In a major development, the Executive Board of the IMF completed the first review of Pakistan’s economic reform programme supported by the IMF’s SBA on Thursday. The Board’s decision allows for an immediate disbursement of SDR 528 million (around $700 million), bringing total disbursements under the arrangement to SDR 1.422 billion (about $1.9 billion).
Pakistan’s 9-month SBA was approved by the Executive Board on July 12, 2023, in the amount of SDR 2.250 billion (about $3 billion at the time of approval).
The IMF said that the programme aims to provide Pakistan with a policy anchor for addressing domestic and external balances and a framework for financial support from multilateral and bilateral partners.
Market experts said the IMF approval would pave the way for funding from other multilateral and bilateral institutions.
“We believe that after IMF board approval, more dollar funding for Pakistan is likely from bilateral, multilateral and other sources,” said Topline Securities in a note on Friday.
“This will also facilitate rollovers, support foreign exchange reserves and bring stability to the currency.”
Globally, Asian shares were cautious on Friday as the escalating conflict in the Red Sea region sent oil prices surging, while slightly higher-than-expected US inflation data did not dent investors’ views on early and aggressive rate cuts in the US and Europe.
The rally in rates may have been helped by dovish comments from European Central Bank (ECB) President Christine Lagarde who said rate cuts would occur if the central bank has certainty that inflation had fallen to the 2% level.
MSCI’s broadest index of Asia-Pacific shares outside Japan eased 0.1%, although Japan’s Nikkei gained 1.2% to another 34-year high, boosted by a weak yen.
Meanwhile, the Pakistani rupee continued its positive trajectory against the US dollar for the eighth successive session, appreciating 0.3% in the inter-bank market on Friday. As per the State Bank of Pakistan, the local unit settled at 280.36 after an increase of Re0.75 against the greenback.

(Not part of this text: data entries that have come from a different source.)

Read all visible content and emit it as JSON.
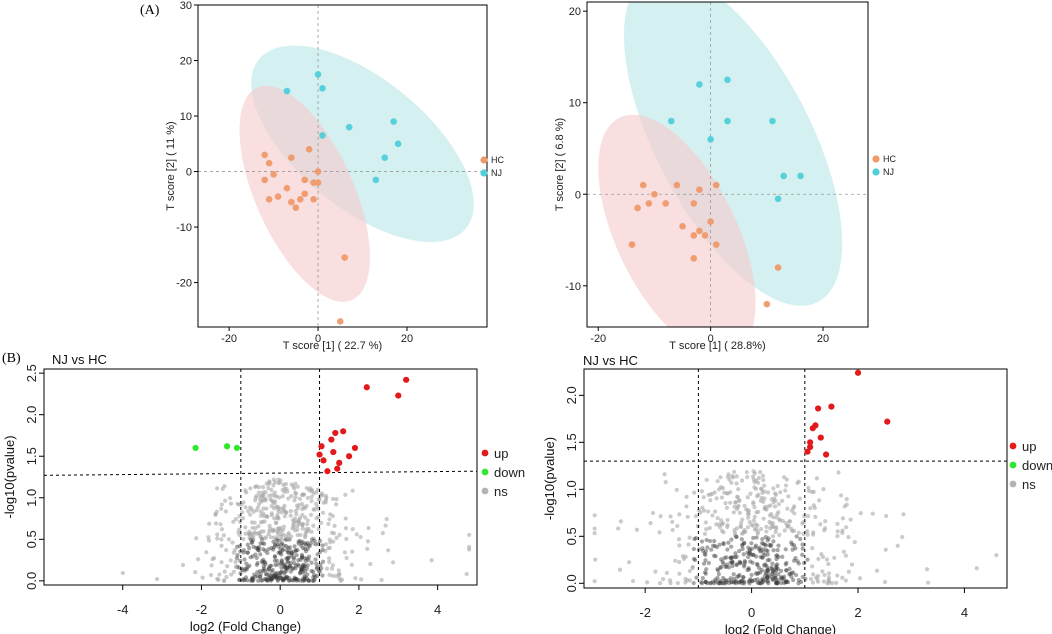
{
  "figure": {
    "label_a": "(A)",
    "label_b": "(B)"
  },
  "chart_data": [
    {
      "type": "scatter",
      "name": "pca-left",
      "xlabel": "T score [1] ( 22.7 %)",
      "ylabel": "T score [2] ( 11 %)",
      "xlim": [
        -27,
        38
      ],
      "ylim": [
        -28,
        30
      ],
      "xticks": [
        -20,
        0,
        20
      ],
      "xtick_labels": [
        "-20",
        "0",
        "20"
      ],
      "yticks": [
        -20,
        -10,
        0,
        10,
        20,
        30
      ],
      "ytick_labels": [
        "-20",
        "-10",
        "0",
        "10",
        "20",
        "30"
      ],
      "ellipses": [
        {
          "group": "NJ",
          "cx": 10,
          "cy": 5,
          "rx": 28,
          "ry": 12.5,
          "angle_deg": -30,
          "color": "#b9e6e9"
        },
        {
          "group": "HC",
          "cx": -3,
          "cy": -4,
          "rx": 22,
          "ry": 10.5,
          "angle_deg": -58,
          "color": "#f6cccc"
        }
      ],
      "legend": [
        {
          "label": "HC",
          "color": "#ef9a6a"
        },
        {
          "label": "NJ",
          "color": "#4fcfd9"
        }
      ],
      "series": [
        {
          "name": "HC",
          "color": "#ef9a6a",
          "points": [
            [
              -12,
              3
            ],
            [
              -11,
              1.5
            ],
            [
              -10,
              -0.5
            ],
            [
              -12,
              -1.5
            ],
            [
              -11,
              -5
            ],
            [
              -9,
              -4.5
            ],
            [
              -7,
              -3
            ],
            [
              -6,
              -5.5
            ],
            [
              -6,
              2.5
            ],
            [
              -5,
              -6.5
            ],
            [
              -4,
              -5
            ],
            [
              -3,
              -4
            ],
            [
              -3,
              -1.5
            ],
            [
              -2,
              4
            ],
            [
              0,
              0
            ],
            [
              0,
              -2
            ],
            [
              -1,
              -5
            ],
            [
              6,
              -15.5
            ],
            [
              5,
              -27
            ],
            [
              -1,
              -2
            ]
          ]
        },
        {
          "name": "NJ",
          "color": "#4fcfd9",
          "points": [
            [
              -7,
              14.5
            ],
            [
              0,
              17.5
            ],
            [
              1,
              15
            ],
            [
              1,
              6.5
            ],
            [
              7,
              8
            ],
            [
              17,
              9
            ],
            [
              18,
              5
            ],
            [
              15,
              2.5
            ],
            [
              13,
              -1.5
            ]
          ]
        }
      ]
    },
    {
      "type": "scatter",
      "name": "pca-right",
      "xlabel": "T score [1] ( 28.8%)",
      "ylabel": "T score [2] ( 6.8 %)",
      "xlim": [
        -22,
        28
      ],
      "ylim": [
        -14.5,
        21
      ],
      "xticks": [
        -20,
        0,
        20
      ],
      "xtick_labels": [
        "-20",
        "0",
        "20"
      ],
      "yticks": [
        -10,
        0,
        10,
        20
      ],
      "ytick_labels": [
        "-10",
        "0",
        "10",
        "20"
      ],
      "ellipses": [
        {
          "group": "NJ",
          "cx": 4,
          "cy": 6,
          "rx": 24,
          "ry": 11.5,
          "angle_deg": -42,
          "color": "#b9e6e9"
        },
        {
          "group": "HC",
          "cx": -6,
          "cy": -4.5,
          "rx": 17,
          "ry": 9,
          "angle_deg": -42,
          "color": "#f6cccc"
        }
      ],
      "legend": [
        {
          "label": "HC",
          "color": "#ef9a6a"
        },
        {
          "label": "NJ",
          "color": "#4fcfd9"
        }
      ],
      "series": [
        {
          "name": "HC",
          "color": "#ef9a6a",
          "points": [
            [
              -12,
              1
            ],
            [
              -11,
              -1
            ],
            [
              -13,
              -1.5
            ],
            [
              -14,
              -5.5
            ],
            [
              -8,
              -1
            ],
            [
              -6,
              1
            ],
            [
              -5,
              -3.5
            ],
            [
              -3,
              -1
            ],
            [
              -3,
              -4.5
            ],
            [
              -2,
              -4
            ],
            [
              -1,
              -4.5
            ],
            [
              0,
              -3
            ],
            [
              1,
              -5.5
            ],
            [
              -2,
              0.5
            ],
            [
              1,
              1
            ],
            [
              -3,
              -7
            ],
            [
              12,
              -8
            ],
            [
              10,
              -12
            ],
            [
              -10,
              0
            ]
          ]
        },
        {
          "name": "NJ",
          "color": "#4fcfd9",
          "points": [
            [
              -7,
              8
            ],
            [
              -2,
              12
            ],
            [
              3,
              12.5
            ],
            [
              3,
              8
            ],
            [
              0,
              6
            ],
            [
              11,
              8
            ],
            [
              13,
              2
            ],
            [
              16,
              2
            ],
            [
              12,
              -0.5
            ]
          ]
        }
      ]
    },
    {
      "type": "scatter",
      "name": "volcano-left",
      "title": "NJ vs HC",
      "xlabel": "log2 (Fold Change)",
      "ylabel": "-log10(pvalue)",
      "xlim": [
        -6,
        5
      ],
      "ylim": [
        -0.05,
        2.55
      ],
      "xticks": [
        -4,
        -2,
        0,
        2,
        4
      ],
      "xtick_labels": [
        "-4",
        "-2",
        "0",
        "2",
        "4"
      ],
      "yticks": [
        0,
        0.5,
        1,
        1.5,
        2,
        2.5
      ],
      "ytick_labels": [
        "0.0",
        "0.5",
        "1.0",
        "1.5",
        "2.0",
        "2.5"
      ],
      "vlines": [
        -1,
        1
      ],
      "threshold_line": {
        "from": [
          -6,
          1.27
        ],
        "to": [
          5,
          1.32
        ]
      },
      "legend": [
        {
          "label": "up",
          "color": "#e31a1c"
        },
        {
          "label": "down",
          "color": "#2ee82e"
        },
        {
          "label": "ns",
          "color": "#b3b3b3"
        }
      ],
      "ns_cloud": {
        "count": 700,
        "seed": 11
      },
      "series": [
        {
          "name": "up",
          "color": "#e31a1c",
          "points": [
            [
              1.0,
              1.52
            ],
            [
              1.05,
              1.62
            ],
            [
              1.1,
              1.45
            ],
            [
              1.2,
              1.32
            ],
            [
              1.35,
              1.55
            ],
            [
              1.4,
              1.78
            ],
            [
              1.5,
              1.42
            ],
            [
              1.45,
              1.35
            ],
            [
              1.6,
              1.8
            ],
            [
              1.75,
              1.5
            ],
            [
              1.9,
              1.6
            ],
            [
              2.2,
              2.33
            ],
            [
              3.0,
              2.23
            ],
            [
              3.2,
              2.42
            ],
            [
              1.3,
              1.7
            ]
          ]
        },
        {
          "name": "down",
          "color": "#2ee82e",
          "points": [
            [
              -2.15,
              1.6
            ],
            [
              -1.35,
              1.62
            ],
            [
              -1.1,
              1.6
            ]
          ]
        }
      ]
    },
    {
      "type": "scatter",
      "name": "volcano-right",
      "title": "NJ vs HC",
      "xlabel": "log2 (Fold Change)",
      "ylabel": "-log10(pvalue)",
      "xlim": [
        -3.15,
        4.8
      ],
      "ylim": [
        -0.05,
        2.28
      ],
      "xticks": [
        -2,
        0,
        2,
        4
      ],
      "xtick_labels": [
        "-2",
        "0",
        "2",
        "4"
      ],
      "yticks": [
        0,
        0.5,
        1,
        1.5,
        2
      ],
      "ytick_labels": [
        "0.0",
        "0.5",
        "1.0",
        "1.5",
        "2.0"
      ],
      "vlines": [
        -1,
        1
      ],
      "threshold_line": {
        "from": [
          -3.15,
          1.3
        ],
        "to": [
          4.8,
          1.3
        ]
      },
      "legend": [
        {
          "label": "up",
          "color": "#e31a1c"
        },
        {
          "label": "down",
          "color": "#2ee82e"
        },
        {
          "label": "ns",
          "color": "#b3b3b3"
        }
      ],
      "ns_cloud": {
        "count": 650,
        "seed": 23
      },
      "series": [
        {
          "name": "up",
          "color": "#e31a1c",
          "points": [
            [
              1.05,
              1.4
            ],
            [
              1.1,
              1.5
            ],
            [
              1.15,
              1.65
            ],
            [
              1.2,
              1.68
            ],
            [
              1.25,
              1.86
            ],
            [
              1.3,
              1.55
            ],
            [
              1.4,
              1.37
            ],
            [
              1.5,
              1.88
            ],
            [
              2.0,
              2.24
            ],
            [
              2.55,
              1.72
            ],
            [
              1.1,
              1.45
            ]
          ]
        },
        {
          "name": "down",
          "color": "#2ee82e",
          "points": []
        }
      ]
    }
  ]
}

Volume on the all-share index increased to 643.3 million from 586.5 million a session before.
The value of shares increased to Rs20 billion from Rs17 billion in the previous session.
K-Electric Ltd. remained the volume leader with 142.5 million shares, followed by Pak Int.Bulk with 78 million shares and WorldCall Telecom with 27 million shares.
Shares of 365 companies were traded on Friday, of which 137 registered an increase, 261 recorded a fall, while 12 remained unchanged.